Armas de empresas austríacas foram encontradas na guerra da Síria, ainda que o status legal internacional da Áustria como país permanentemente neutro proíba a venda de armas para países em guerra. Isto mostra que a demanda por “neutralidade” é inútil.
A seção austríaca da ASI, o Partido de Esquerda Socialista, apresenta as seguintes demandas básicas:
- Que os livros das empresas de petróleo e armas que comercializam com as diversas partes envolvidas na guerra sejam abertos e auditados por representantes da classe trabalhadora e organizações de refugiados.
- Que o dinheiro das empresas não seja usado apenas para financiar políticas para os refugiados na Áustria, mas também para reconstruir a Síria.
Porém, precisamos ir além disso. Precisamos desenvolver um programa transicional para quem trabalha na indústria armamentista, assim como precisamos, como parte da luta contra a crise climática, de um programa para quem trabalha nos setores intensivos em carbono.
Construir já!
O desenvolvimento da crise econômica mundial e o crescimento das tensões interimperialistas certamente produzirão muitas situações difíceis e complexas para socialistas e para a classe trabalhadora. Porém, não podemos esquecer que as classes dominantes temem por seu próprio futuro e que muitos dos passos que elas estão tomando não são sinais de suas forças, mas de suas fragilidades.
Uma guerra, seja fria ou “quente”, carrega em si elementos de revolução. Não se trata de um efeito mecânico automático, mas como as guerras refletem a situação desesperada em que está o sistema capitalista; as classes dominantes estão divididas e buscam saídas. Além disso, a classe trabalhadora sempre se cansa rapidamente de uma situação de guerra, mesmo quando no início pode prestar apoio a uma guerra.

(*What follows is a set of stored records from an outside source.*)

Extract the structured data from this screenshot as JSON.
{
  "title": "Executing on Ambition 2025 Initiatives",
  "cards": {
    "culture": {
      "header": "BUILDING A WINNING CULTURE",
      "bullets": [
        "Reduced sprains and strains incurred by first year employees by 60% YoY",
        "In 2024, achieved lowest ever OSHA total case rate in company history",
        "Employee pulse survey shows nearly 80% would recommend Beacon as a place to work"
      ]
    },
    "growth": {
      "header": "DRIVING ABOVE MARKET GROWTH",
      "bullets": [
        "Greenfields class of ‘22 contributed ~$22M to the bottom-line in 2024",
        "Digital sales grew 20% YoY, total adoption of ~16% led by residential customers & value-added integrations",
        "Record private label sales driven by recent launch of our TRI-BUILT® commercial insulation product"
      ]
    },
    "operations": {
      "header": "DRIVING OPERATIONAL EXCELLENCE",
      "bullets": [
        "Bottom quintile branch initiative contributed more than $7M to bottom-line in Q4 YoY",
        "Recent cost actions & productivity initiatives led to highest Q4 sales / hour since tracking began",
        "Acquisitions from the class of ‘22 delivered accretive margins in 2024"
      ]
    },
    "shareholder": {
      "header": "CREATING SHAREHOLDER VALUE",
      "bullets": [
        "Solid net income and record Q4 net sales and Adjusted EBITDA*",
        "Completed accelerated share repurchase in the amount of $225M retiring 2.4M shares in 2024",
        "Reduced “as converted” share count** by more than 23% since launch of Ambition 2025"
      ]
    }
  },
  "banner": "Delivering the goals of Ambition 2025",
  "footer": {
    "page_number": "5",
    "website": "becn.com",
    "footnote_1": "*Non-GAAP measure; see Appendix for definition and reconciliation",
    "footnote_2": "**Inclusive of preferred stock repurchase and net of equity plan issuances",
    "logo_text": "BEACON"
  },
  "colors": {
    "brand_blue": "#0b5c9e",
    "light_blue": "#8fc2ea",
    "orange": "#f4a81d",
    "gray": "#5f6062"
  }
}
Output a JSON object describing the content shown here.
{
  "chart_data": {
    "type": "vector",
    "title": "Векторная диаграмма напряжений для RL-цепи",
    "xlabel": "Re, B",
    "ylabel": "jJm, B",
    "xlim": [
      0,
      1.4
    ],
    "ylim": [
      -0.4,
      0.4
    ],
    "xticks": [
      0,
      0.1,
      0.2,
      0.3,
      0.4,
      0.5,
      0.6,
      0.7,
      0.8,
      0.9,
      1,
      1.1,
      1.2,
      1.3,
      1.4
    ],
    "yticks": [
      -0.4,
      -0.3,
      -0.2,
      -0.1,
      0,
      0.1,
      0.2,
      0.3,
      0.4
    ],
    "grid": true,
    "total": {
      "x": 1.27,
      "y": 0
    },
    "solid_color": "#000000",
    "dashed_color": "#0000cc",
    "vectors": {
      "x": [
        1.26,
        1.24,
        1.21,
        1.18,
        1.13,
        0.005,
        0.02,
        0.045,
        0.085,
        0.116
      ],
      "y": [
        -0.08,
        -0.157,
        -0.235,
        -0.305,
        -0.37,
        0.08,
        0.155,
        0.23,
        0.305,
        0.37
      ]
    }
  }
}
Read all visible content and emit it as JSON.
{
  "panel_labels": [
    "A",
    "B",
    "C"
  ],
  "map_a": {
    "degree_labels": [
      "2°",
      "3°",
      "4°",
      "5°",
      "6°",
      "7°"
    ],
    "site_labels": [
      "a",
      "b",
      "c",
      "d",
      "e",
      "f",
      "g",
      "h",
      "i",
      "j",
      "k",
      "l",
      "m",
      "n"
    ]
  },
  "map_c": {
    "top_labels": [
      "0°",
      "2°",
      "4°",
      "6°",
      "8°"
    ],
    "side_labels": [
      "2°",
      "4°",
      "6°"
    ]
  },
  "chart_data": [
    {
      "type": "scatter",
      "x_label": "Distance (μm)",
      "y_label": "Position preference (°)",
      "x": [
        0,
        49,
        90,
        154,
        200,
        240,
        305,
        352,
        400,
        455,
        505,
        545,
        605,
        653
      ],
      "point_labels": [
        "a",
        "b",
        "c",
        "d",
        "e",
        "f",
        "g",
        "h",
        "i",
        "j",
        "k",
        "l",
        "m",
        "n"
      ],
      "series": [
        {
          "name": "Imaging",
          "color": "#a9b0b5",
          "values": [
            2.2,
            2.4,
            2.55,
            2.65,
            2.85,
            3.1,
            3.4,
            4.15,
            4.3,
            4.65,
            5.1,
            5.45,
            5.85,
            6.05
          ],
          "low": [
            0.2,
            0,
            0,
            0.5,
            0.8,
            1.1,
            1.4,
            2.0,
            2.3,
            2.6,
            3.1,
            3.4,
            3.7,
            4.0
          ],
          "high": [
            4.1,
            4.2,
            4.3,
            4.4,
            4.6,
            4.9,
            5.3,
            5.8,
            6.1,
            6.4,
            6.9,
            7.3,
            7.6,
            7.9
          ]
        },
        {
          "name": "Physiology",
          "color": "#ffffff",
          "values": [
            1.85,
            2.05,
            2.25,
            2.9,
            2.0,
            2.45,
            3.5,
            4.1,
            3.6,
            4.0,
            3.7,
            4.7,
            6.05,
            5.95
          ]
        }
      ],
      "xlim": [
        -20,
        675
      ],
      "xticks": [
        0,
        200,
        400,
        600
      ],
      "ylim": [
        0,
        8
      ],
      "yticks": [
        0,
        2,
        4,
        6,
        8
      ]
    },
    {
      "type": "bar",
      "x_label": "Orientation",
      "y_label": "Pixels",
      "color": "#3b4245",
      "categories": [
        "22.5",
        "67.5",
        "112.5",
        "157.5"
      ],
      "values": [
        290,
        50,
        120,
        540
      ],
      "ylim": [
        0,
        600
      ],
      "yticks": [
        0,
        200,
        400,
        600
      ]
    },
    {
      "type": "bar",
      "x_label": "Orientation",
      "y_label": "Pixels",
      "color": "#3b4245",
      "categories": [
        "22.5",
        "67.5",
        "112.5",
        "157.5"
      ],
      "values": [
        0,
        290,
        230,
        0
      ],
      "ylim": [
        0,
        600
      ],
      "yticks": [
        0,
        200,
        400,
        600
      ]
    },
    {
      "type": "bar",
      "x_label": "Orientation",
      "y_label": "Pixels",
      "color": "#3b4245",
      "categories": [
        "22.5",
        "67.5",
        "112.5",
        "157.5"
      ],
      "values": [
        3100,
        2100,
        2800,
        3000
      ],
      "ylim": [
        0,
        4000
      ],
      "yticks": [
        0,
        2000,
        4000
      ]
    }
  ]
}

Considerando tudo isso, é equilibrado afirmar que hoje há elementos de situações pré-revolucionárias, os quais também são percebidos pelos setores mais inteligentes e consequentes das classes dominantes. Este medo da revolução é uma motivação central por trás das tentativas das classes dominantes limitarem os efeitos da atual catástrofe social. Um exemplo ilustrativo disto é a carta aberta publicada por um grupo de bilionários e milionários em janeiro de 2020 com o título “Milionários contra as forquilhas”, na qual eles defendem taxar os super-ricos para prevenir levantes e caos social. Nós devemos ter consciência de nossa responsabilidade, precisamos ter confiança na capacidade da classe trabalhadora e precisamos construir nossas próprias forças. Assim, podemos evitar que a guerra fria se transforme em uma guerra quente ao impulsionarmos uma guerra de classes pelo fim de um sistema capitalista apodrecido.